Research leader and professor of tissue engineering Kevin Shakesheff said studying the way the body generates new cells at an early stage could lead to treatments for otherwise untreatable conditions.
‘There are a lot of diseases that involve adult patients losing the functions of certain tissues, for example, after a heart attack and, as adults, we can’t repair that spontaneously,’ he told The Engineer.
‘But everybody did grow those tissues themselves when they were an embryo in a matter of a few weeks. We want to know what’s happening in the embryo better and see if we can use that as a way of growing adult tissue from adult stem cells.’
Until now, fertilised eggs cultured in the lab have only survived for four days and knowledge of what happens in the womb after that relies on snapshots taken from embryos removed from the body at different stages of development.
Instead of growing embryos on a rigid plastic Petri dish, Shakesheff’s team created an environment from a more elastic polymer covered with a layer of collagen that biologically and chemically interacts with embryos as a real womb’s walls would.
‘We use a layering technique where we put a charged polymer down first and then collagen, which is a natural protein found in the body, lies on top of that.

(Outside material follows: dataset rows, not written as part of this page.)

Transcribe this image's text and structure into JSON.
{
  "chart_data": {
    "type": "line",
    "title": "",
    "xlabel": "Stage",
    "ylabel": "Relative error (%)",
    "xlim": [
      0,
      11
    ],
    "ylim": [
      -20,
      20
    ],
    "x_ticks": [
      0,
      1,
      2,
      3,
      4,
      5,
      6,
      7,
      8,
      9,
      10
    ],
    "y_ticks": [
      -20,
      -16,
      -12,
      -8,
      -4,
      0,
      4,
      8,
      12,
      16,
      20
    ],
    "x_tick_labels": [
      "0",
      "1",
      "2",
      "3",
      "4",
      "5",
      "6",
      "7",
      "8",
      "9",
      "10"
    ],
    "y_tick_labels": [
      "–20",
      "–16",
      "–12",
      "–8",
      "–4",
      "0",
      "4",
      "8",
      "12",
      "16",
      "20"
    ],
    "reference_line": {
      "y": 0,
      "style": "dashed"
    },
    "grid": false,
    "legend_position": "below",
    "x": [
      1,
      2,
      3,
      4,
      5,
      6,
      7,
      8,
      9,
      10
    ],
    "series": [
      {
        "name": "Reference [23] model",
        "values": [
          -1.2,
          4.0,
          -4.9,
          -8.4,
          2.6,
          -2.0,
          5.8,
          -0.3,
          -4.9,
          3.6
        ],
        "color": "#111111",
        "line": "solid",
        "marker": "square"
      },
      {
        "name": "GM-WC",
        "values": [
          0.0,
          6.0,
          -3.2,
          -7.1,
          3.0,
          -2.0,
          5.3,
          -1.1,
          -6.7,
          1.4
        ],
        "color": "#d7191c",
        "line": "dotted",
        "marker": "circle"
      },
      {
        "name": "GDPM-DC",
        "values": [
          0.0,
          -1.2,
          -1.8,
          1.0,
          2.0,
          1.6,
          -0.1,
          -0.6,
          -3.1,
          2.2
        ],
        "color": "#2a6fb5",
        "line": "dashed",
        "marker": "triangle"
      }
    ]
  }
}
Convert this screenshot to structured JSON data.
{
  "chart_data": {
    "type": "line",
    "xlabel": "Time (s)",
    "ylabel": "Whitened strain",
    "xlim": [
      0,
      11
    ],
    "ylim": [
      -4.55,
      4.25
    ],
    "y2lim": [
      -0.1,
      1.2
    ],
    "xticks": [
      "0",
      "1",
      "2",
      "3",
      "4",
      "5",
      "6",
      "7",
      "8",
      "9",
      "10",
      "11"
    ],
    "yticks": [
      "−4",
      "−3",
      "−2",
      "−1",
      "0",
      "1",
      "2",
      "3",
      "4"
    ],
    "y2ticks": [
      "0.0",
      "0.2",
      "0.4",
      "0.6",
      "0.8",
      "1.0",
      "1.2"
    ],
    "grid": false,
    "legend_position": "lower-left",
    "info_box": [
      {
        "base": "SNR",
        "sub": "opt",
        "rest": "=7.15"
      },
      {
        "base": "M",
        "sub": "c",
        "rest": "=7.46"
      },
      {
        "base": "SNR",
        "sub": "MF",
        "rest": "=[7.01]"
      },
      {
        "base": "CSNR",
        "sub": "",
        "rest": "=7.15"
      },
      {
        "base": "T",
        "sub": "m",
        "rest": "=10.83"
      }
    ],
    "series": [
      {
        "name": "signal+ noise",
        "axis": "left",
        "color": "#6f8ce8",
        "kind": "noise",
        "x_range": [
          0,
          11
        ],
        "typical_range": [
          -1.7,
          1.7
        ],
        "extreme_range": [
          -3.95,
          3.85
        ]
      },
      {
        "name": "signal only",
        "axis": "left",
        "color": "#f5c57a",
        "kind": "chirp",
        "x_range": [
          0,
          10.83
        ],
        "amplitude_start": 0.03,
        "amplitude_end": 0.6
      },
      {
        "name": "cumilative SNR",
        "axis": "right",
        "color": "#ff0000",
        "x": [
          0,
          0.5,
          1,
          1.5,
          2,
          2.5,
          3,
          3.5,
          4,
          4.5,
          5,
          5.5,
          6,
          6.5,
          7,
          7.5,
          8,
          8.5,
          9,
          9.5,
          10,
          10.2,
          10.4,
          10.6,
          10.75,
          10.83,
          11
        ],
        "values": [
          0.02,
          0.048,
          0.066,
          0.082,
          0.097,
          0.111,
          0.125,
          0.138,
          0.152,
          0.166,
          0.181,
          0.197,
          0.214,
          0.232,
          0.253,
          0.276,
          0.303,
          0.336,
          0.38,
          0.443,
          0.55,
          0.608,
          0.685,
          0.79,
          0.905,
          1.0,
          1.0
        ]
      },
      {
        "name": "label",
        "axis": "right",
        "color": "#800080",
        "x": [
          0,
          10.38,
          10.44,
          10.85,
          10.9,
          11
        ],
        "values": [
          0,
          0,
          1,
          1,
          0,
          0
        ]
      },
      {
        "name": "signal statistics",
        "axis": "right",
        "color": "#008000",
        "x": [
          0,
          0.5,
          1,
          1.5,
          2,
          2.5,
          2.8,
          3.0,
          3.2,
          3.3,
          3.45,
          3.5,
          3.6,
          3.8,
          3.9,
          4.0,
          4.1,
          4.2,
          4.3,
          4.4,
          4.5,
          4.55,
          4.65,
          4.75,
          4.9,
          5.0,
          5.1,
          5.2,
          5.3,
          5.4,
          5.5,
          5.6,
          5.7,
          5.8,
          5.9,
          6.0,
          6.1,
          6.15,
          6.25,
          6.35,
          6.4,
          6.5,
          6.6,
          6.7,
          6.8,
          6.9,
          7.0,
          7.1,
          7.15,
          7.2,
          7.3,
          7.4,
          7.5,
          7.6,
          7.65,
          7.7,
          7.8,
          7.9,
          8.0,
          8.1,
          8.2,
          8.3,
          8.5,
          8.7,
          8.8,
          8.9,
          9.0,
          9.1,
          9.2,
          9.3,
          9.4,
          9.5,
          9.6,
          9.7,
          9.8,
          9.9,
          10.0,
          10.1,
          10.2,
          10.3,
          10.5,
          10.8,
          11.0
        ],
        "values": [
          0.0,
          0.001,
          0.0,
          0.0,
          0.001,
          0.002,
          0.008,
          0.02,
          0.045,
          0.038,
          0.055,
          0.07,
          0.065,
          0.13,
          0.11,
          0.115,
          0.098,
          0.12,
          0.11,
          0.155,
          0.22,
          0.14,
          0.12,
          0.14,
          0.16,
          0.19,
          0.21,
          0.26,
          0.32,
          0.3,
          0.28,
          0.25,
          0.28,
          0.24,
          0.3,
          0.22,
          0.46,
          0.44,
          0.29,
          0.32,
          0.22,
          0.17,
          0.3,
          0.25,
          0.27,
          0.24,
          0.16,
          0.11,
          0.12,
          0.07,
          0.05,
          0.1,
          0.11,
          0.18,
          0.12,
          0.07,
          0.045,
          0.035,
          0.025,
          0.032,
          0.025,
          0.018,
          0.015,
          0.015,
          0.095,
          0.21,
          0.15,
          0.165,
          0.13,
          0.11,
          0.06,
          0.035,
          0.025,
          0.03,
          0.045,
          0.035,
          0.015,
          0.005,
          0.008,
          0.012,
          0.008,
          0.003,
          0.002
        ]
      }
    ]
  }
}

Those are simple solutions that stick [to a substrate],’ said Shakesheff.
The artificial womb also had to be made transparent to allow scientists to study the embryos in detail from all angles.
Using the artificial womb, researchers at Cambridge University have been able to study the process that is the first step in the formation of the embryo’s head.
Shakesheff now wants to use nanotechnology and polymer technology to simulate the next step of growth for embryos where waves of growth-factor proteins stimulate their development.
The Nottingham research has been published in the journal Nature Communications.